I don’t know about the rest of the country, but around here, the one coal plant is further away from the big metro area than the wind turbines. The coal plant is in Boardman OR, 180 miles or so away from Portland. There’s many wind turbines in between Portland and Boardman. Also a couple large hydro dams on the Columbia River. So the wind and hydro power suffers less transmission loss.

A big chunk of the decline in solar prices has been the decline in prices for solar panels. They went from $80 a watt back in the late 70s, to about $5 a watt during the Bush administration to about $0.50 a watt now. They’ve declined in price 90% just in the last decade.

However, there are other costs of a solar system and those are not going down. The panels themselves may only be $0.50, but there is still another $2-3 of costs for other hardware, installation, taxes, etc.

So who knows how much solar will continue to decline, because most of the decline up until now was due to the panels themselves becoming cheaper. Back when it costs $8 per installed watt ($5 for the panel, $3 for everything else) cheaper panels was a great idea. Now that it costs $3.50 an installed watt ($0.50 for the panel, $3 for everything else) cheaper panels won’t make a difference.

Either way, there are efforts at building storage on both an industrial and residential level for renewable energy. However who knows how long until it becomes affordable and mass produced.

In an ideal world, we will be looking at solar that is $1/watt installed or less and also affordable localized energy storage by the 2030s. But who knows if we will get there.

Hydro power is great by pretty much every measure: It’s cheap, it’s large-scale, it’s reliable, it’s responsive, it’s (relatively) environmentally-friendly, and so on. But we can’t just build more because we’ve already built hydro plants nearly everywhere that they can be built. Which we’ve done, of course, because it’s so great. Right now, the only way to increase the share of power generation from hydro is to decrease the total consumption (which is, of course, a good idea to the extent that we practically can).

Realistically, when we’re talking about adding renewable power to the grid in the US, we’re talking about mostly wind, plus a bit of solar. Other technologies like geothermal might be practical in some places, but not everywhere is Iceland.

Electric power production in the US peaked in 2007. Slight decrease since then. (So The Crash may have started it, but other factors kept it going.) The decrease is more noticeable if you factor in per capita.

So there’s no real need to build a bunch of power plants, of any type, to add to the grid for the most part. (Certain growing areas excluded.) So we’re talking about replacement for the most part here. If a utility is thinking about upgrading/replacing something, the coal plants are going to be high on the list.

Note that there’s a small number of businesses and individuals adding their own solar to reduce some power costs, still relying on the grid for the rest. Walmart has been adding solar panels to the roofs of many of their stores, for example. (And if Walmart is doing it, the numbers have got to be good.)

This inroad into the already shrinking demand for power from utilities is not making them happy. So several state legislatures are putting in laws that penalize people for adding solar panels. John Oliver did a nice segment on this.

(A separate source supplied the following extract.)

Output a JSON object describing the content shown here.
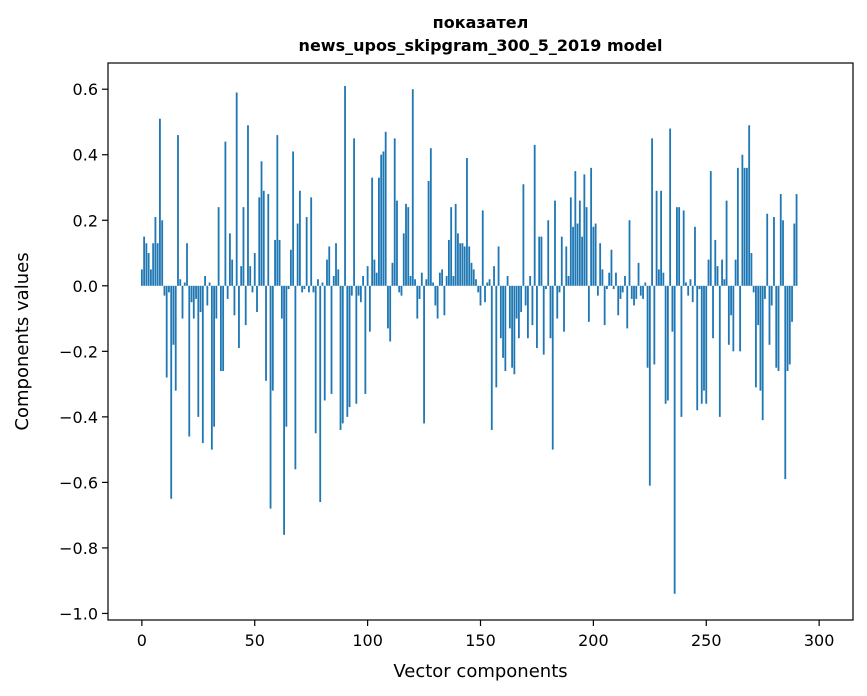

Yeah, coal is going to go away (and that’s of course an exaggeration). But natural gas is still a good investment so that’s the current winner as far as the utilities are concerned. Renewable beating coal isn’t the big story. It doesn’t take much to beat coal.

Are those coal jobs coming back? No. And the number one reason by far is automation. Reduced demand for coal is a far second. You’d have to be a Luddite to think that coal jobs are coming back.